Repartir el producto del trabajo con aquel criterio era demasiado generoso; distinto al proceder impuesto por los valores civilizado de ahora; aquella conducta valoraba el trabajo y que el mar, para decirlo recordando a Ciro Alegría, "es ancho y ajeno".
Eso que ahora suelen llamar progreso pareciera egoísta y hasta poco civilizado.
VIII
El arribo al mercado.
Muchos grupos, cada uno por su lado, al regreso arribaban al mercado. Era el sitio como secretamente convenido para poner fin a cada jornada que creían relacionada con la misa. Tampoco nadie sabía cómo empezó aquello, pero el paso final de cada misa. Finalizadas éstas, pocas veces volvían a aquel sitio.
Tras un mostrador de concreto sobre el cual había dos enormes ollas de aluminio repletas de chicha de arroz, Francisco y Antonio, servían a la multitudinaria concurrencia.
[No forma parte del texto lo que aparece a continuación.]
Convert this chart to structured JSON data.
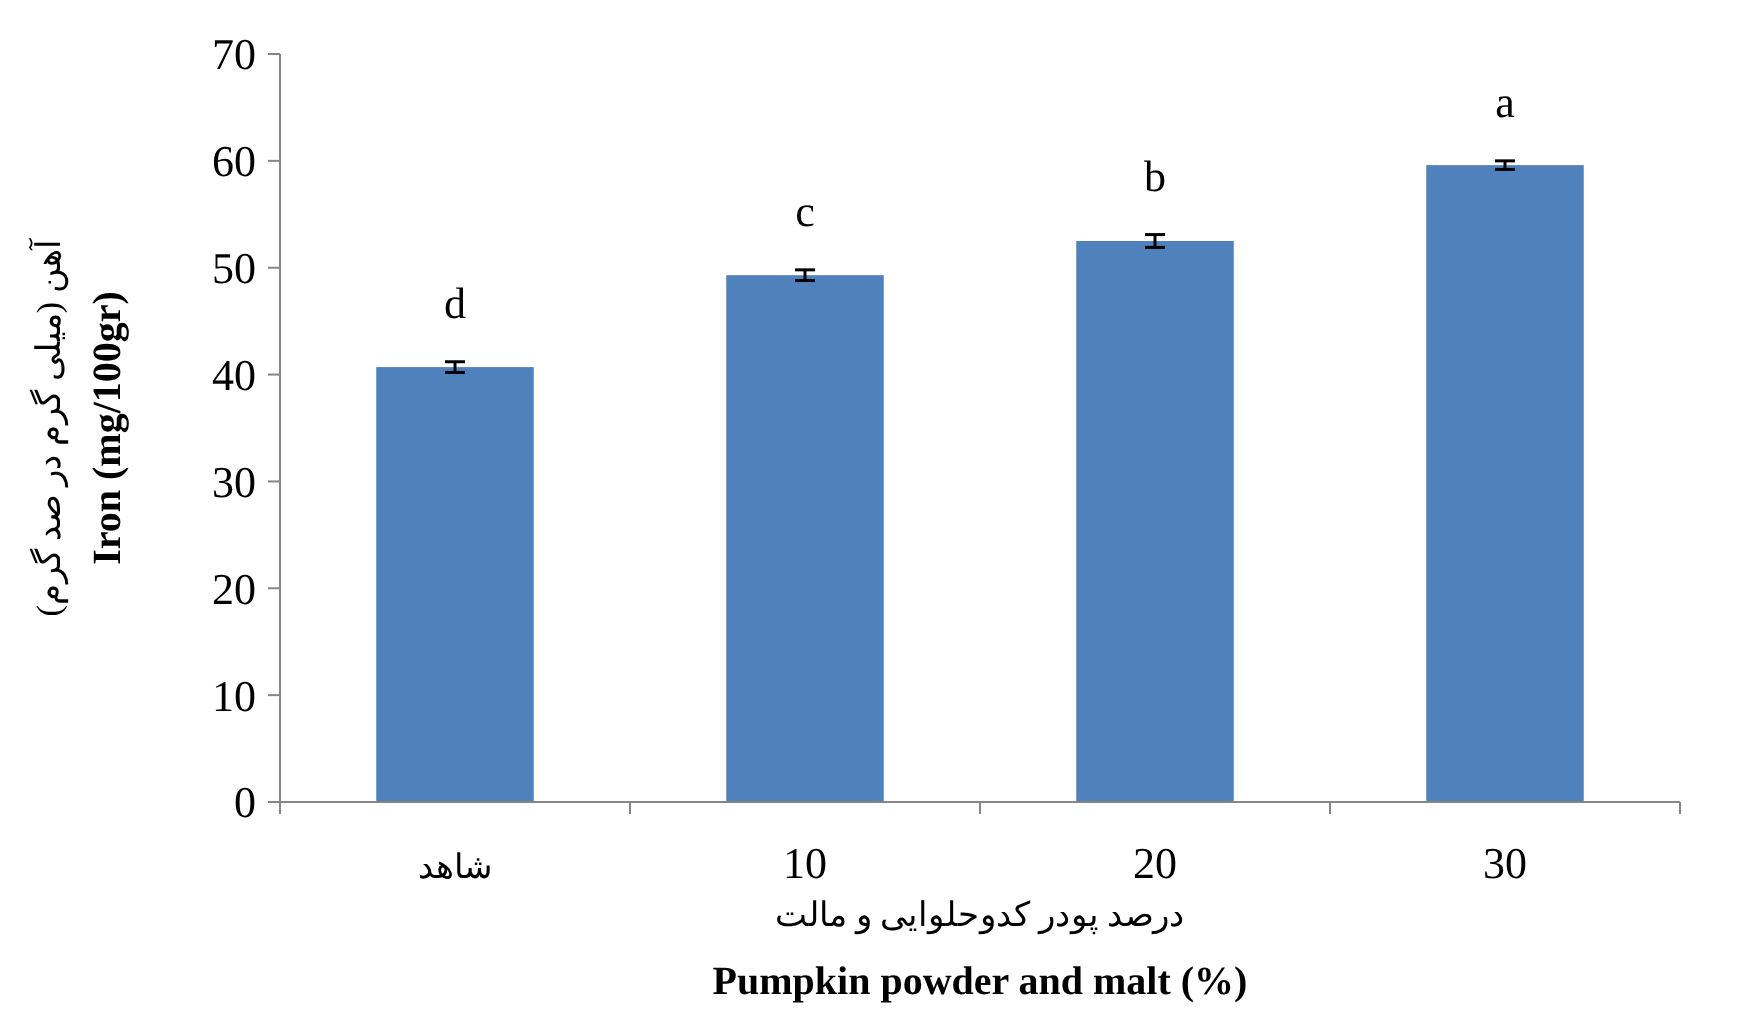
{
  "chart_data": {
    "type": "bar",
    "categories": [
      "شاهد",
      "10",
      "20",
      "30"
    ],
    "values": [
      40.7,
      49.3,
      52.5,
      59.6
    ],
    "errors": [
      0.5,
      0.5,
      0.6,
      0.4
    ],
    "color": "#4f81bd",
    "xlabel": "درصد پودر کدوحلوایی و مالت\nPumpkin powder and malt (%)",
    "ylabel": "آهن (میلی گرم در صد گرم)\nIron (mg/100gr)",
    "ylim": [
      0,
      70
    ],
    "yticks": [
      0,
      10,
      20,
      30,
      40,
      50,
      60,
      70
    ],
    "grid": false,
    "annotations": [
      "d",
      "c",
      "b",
      "a"
    ]
  }
}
Muy cerca de ellos, casi al lado y al frente, separados por un nada amplio pasillo, estaban las empanaderas. Tomar uno o dos vasos de la primera ya misma cantidad del producto de las segundas, significaba el final de aquella navideña jornada.
Entre la gente de su pueblo siempre había una mano tendida y una actitud solidaria, igual como si se estuviese a la orilla de la playa.